Public housing faces multiple attacks

(Reading time: 5 minutes)

As far as the U.S. Department of Housing and Urban Development (HUD) is concerned, March came in like a lion.

Starting in late February and continuing into this week, the federal agency responsible for most public housing fired off a volley of proposals guaranteed to make its tenants miserable. The timing, as the economy teeters on the edge of a downturn, affordable housing remains more mythical than real and the war on immigrants continues unabated, couldn’t be more heartless.

The first assault came Feb. 20, when HUD published a proposal to prohibit immigrants who are ineligible for housing assistance from living with family members who are eligible, as is the current policy. The ineligibility list includes immigrants who are otherwise in the U.S. legally, such as immigrants with student visas or those with Temporary Protected Status. Such mixed-status families currently receive prorated housing assistance that covers only the eligible members, which means the family as a whole pays proportionally higher rent than fully eligible families. If adopted, the proposal would force mixed-status families to separate or to leave their homes altogether.

A second shoe dropped just a week later, when HUD took steps to repeal a requirement that public housing agencies and private homeowners accepting vouchers provide their tenants with a 30-day notice before filing for eviction for non-payment of rent. The Feb. 26 announcement was designated an “Interim Final Rule,” which in a ready-fire-aim twist, means that despite a comment period that runs through April, the repeal will go into effect March 30. Although HUD’s notice acknowledges that the 30-day eviction notice “provided tenants with longer runways to undertake remedial actions to become current with their rent,” the agency contends that too many tenants simply took advantage of the additional time to go deeper into arrears.
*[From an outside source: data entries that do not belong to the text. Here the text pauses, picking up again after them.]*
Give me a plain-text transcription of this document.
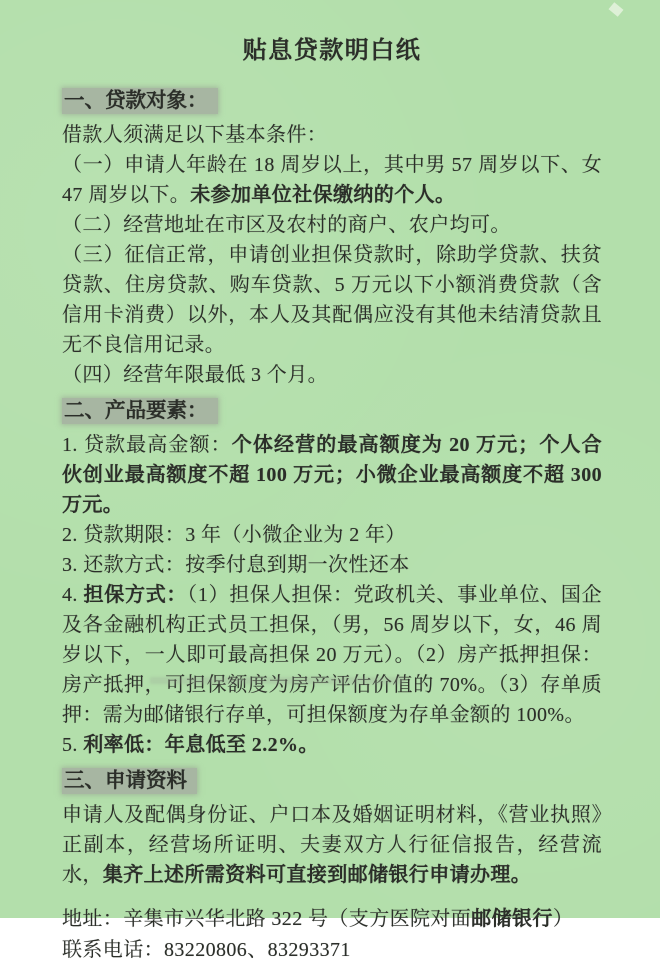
贴息贷款明白纸

一、贷款对象：

借款人须满足以下基本条件：

（一）申请人年龄在 18 周岁以上，其中男 57 周岁以下、女 47 周岁以下。未参加单位社保缴纳的个人。

（二）经营地址在市区及农村的商户、农户均可。

（三）征信正常，申请创业担保贷款时，除助学贷款、扶贫贷款、住房贷款、购车贷款、5 万元以下小额消费贷款（含信用卡消费）以外，本人及其配偶应没有其他未结清贷款且无不良信用记录。

（四）经营年限最低 3 个月。

二、产品要素：

1. 贷款最高金额：个体经营的最高额度为 20 万元；个人合伙创业最高额度不超 100 万元；小微企业最高额度不超 300 万元。

2. 贷款期限：3 年（小微企业为 2 年）

3. 还款方式：按季付息到期一次性还本

4. 担保方式：（1）担保人担保：党政机关、事业单位、国企及各金融机构正式员工担保，（男，56 周岁以下，女，46 周岁以下，一人即可最高担保 20 万元）。（2）房产抵押担保：房产抵押，可担保额度为房产评估价值的 70%。（3）存单质押：需为邮储银行存单，可担保额度为存单金额的 100%。

5. 利率低：年息低至 2.2%。

三、申请资料

申请人及配偶身份证、户口本及婚姻证明材料，《营业执照》正副本，经营场所证明、夫妻双方人行征信报告，经营流水，集齐上述所需资料可直接到邮储银行申请办理。

地址：辛集市兴华北路 322 号（支方医院对面邮储银行）

联系电话：83220806、83293371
Besides, HUD added, dropping the 30-day window will improve housing access by “opening up housing opportunities” for people on waitlists for affordable housing. Which fits right in with the Orwellian phrase, “War Is Peace. Freedom Is Slavery. Ignorance Is Strength.”

Consider the graph at the top of this page, which shows that a third of all evicted renters have incomes of less than $30,000 a year. Even at the top of that range, monthly rent of more than $750 pushes a tenant into the “rent burdened” category, which leaves little wiggle room for other necessary living expenses or emergencies. Falling behind on rent by even a month creates a nearly insurmountable financial hurdle for catching up.
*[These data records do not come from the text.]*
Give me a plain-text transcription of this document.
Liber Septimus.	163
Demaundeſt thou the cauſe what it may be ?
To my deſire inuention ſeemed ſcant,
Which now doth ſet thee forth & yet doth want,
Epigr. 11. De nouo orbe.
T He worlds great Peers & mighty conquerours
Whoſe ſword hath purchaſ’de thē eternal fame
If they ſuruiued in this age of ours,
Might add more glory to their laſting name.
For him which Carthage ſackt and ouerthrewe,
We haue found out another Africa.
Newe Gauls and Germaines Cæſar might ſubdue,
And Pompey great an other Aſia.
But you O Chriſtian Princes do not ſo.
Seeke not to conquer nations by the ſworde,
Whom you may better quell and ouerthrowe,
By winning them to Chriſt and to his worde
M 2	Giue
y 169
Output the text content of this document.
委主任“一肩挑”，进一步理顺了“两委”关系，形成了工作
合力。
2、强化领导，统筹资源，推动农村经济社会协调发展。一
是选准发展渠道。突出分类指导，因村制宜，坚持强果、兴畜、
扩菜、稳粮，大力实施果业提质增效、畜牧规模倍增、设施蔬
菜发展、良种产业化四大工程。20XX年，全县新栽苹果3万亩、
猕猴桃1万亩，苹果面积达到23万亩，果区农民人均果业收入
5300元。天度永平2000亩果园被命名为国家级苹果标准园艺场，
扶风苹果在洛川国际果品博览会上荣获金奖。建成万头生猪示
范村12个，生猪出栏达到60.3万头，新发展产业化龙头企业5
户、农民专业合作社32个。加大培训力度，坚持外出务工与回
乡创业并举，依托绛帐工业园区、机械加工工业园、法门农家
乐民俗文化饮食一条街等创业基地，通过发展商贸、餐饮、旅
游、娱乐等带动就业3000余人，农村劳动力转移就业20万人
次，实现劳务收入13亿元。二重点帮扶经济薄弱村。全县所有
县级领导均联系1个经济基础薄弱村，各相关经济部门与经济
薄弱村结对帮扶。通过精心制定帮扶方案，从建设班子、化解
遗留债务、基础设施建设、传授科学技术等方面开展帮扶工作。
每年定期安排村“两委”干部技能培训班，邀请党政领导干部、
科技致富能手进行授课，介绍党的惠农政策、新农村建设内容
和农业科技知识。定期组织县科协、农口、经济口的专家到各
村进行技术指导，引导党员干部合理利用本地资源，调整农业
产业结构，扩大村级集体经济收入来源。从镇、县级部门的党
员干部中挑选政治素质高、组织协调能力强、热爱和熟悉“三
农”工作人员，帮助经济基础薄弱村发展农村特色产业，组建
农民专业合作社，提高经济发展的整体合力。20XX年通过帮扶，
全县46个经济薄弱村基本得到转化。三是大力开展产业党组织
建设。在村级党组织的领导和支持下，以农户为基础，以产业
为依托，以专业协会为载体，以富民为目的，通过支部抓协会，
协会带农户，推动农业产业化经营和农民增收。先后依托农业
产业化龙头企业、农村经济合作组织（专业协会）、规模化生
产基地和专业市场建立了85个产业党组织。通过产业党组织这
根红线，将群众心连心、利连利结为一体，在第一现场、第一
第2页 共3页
But that’s not all. While an estimated 80,000 people would lose their housing assistance because of the mixed-status family rule change, and more than 2 million HUD-assisted households will be impacted by the loss of the 30-day eviction notice, an estimated 3.3 million would lose their rental assistance as a result of a March 2 proposal to impose work requirements and time limits on housing assistance. The estimate, based on an analysis by the Center on Budget and Policy Priorities, includes 1.7 million children who could lose their homes.
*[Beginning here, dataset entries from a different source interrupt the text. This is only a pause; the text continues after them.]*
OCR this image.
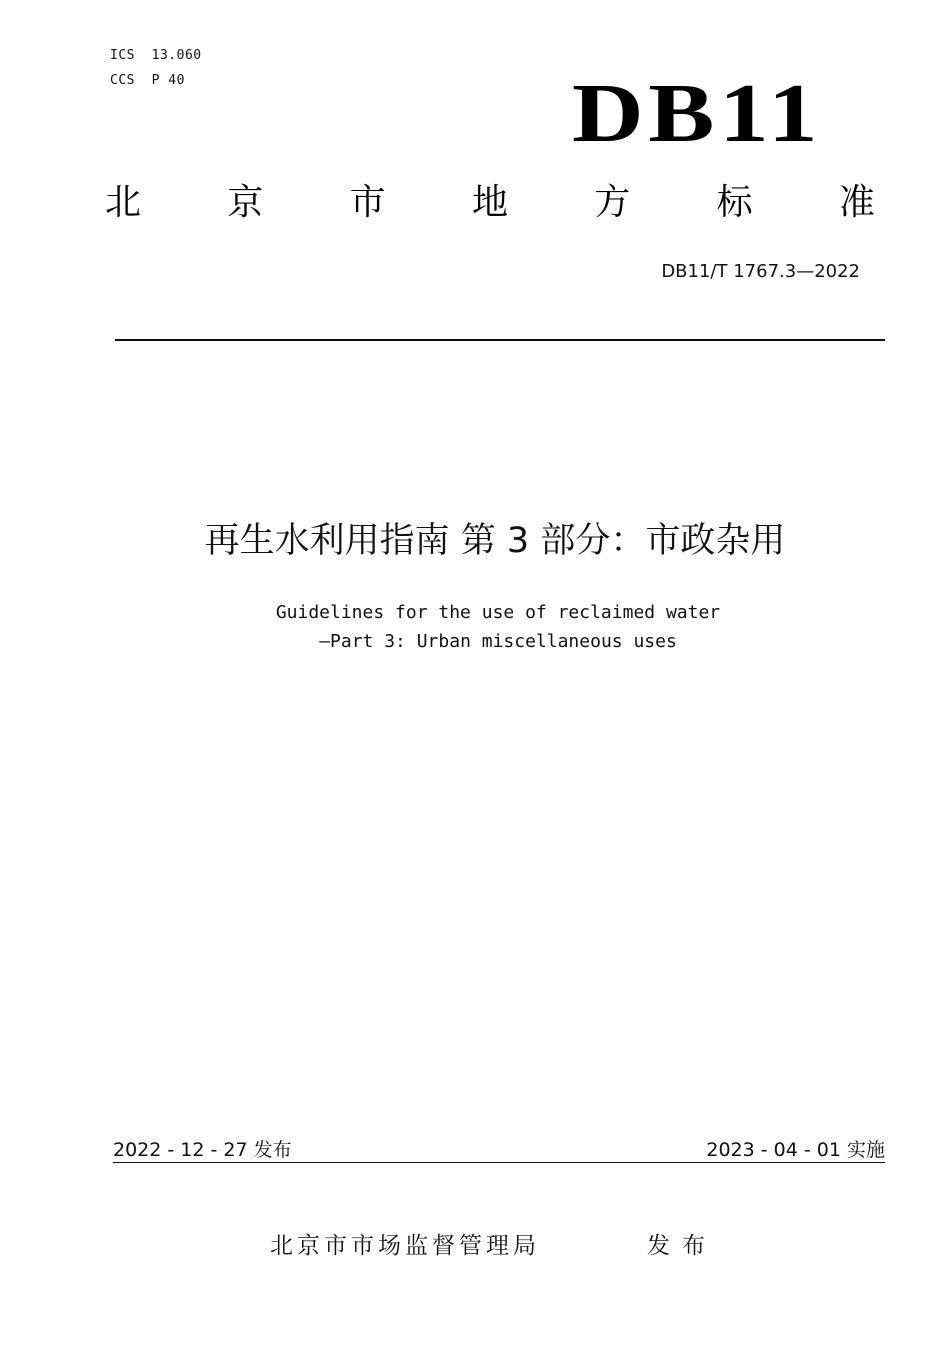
ICS  13.060
CCS  P 40	DB11
北 京 市 地 方 标 准
DB11/T 1767.3—2022
再生水利用指南 第 3 部分：市政杂用
Guidelines for the use of reclaimed water
—Part 3: Urban miscellaneous uses
2022 - 12 - 27 发布	2023 - 04 - 01 实施
北京市市场监督管理局	发布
The proposed work requirement, long embraced by political conservatives who fret about welfare queens, would require “work eligible” adults to put in up to 40 hours a week at programs and projects that “address local needs and goals.” Failure to comply with work requirements would be grounds to terminate housing assistance. But potentially even more onerous is the proposal to allow PHAs and housing owners to establish two-year limits on housing assistance for non-elderly, non-disabled families.

All of these proposals are more nuanced than these brief summaries reflect, but the bottom line is that there are more than 10 million people in the United States who have a roof over their heads primarily because of federal rental assistance programs. Most people in HUD-assisted housing who can work do work: in Virginia, 81% of non-disabled people without young children worked in the past year, according to the National Low Income Housing Coalition. With the minimum wage in the state set at $12.41 an hour, and Virginia’s fair market rent for a two-bedroom home coming in at $1,749, it should be obvious why subsidized housing is the only way many state residents can have a roof over their heads. Now that’s at increased risk.

Nehemias Velez, executive director of the Staunton Redevelopment and Housing Authority, says he knows of no local families that will be threatened by the proposed mixed-status family proposal. The local effects of the other two proposals, however—not to mention other shots HUD might take in the weeks ahead at the people it ostensibly serves—remain to be seen. But it’s already quite clear that the fragile existence of people depending on federal tax dollars to survive is becoming ever more precarious. And as more of them inevitably get pushed out of their homes, it’s going to be up to municipalities like Staunton to pick up the pieces.

That’s not good. We’re not meeting current demand as it is, with long waiting lists at the housing authority, the Valley Mission and Valley Supportive Housing, so where will the new waves of suddenly homeless people go? How many more emergencies like the one we had in late January will it take before we get serious about developing an adequate supply of affordable housing, as well as providing sufficient transitional emergency shelter spaces to tide people over in the short term? Where is the political leadership we need to start beating the drum on these issues?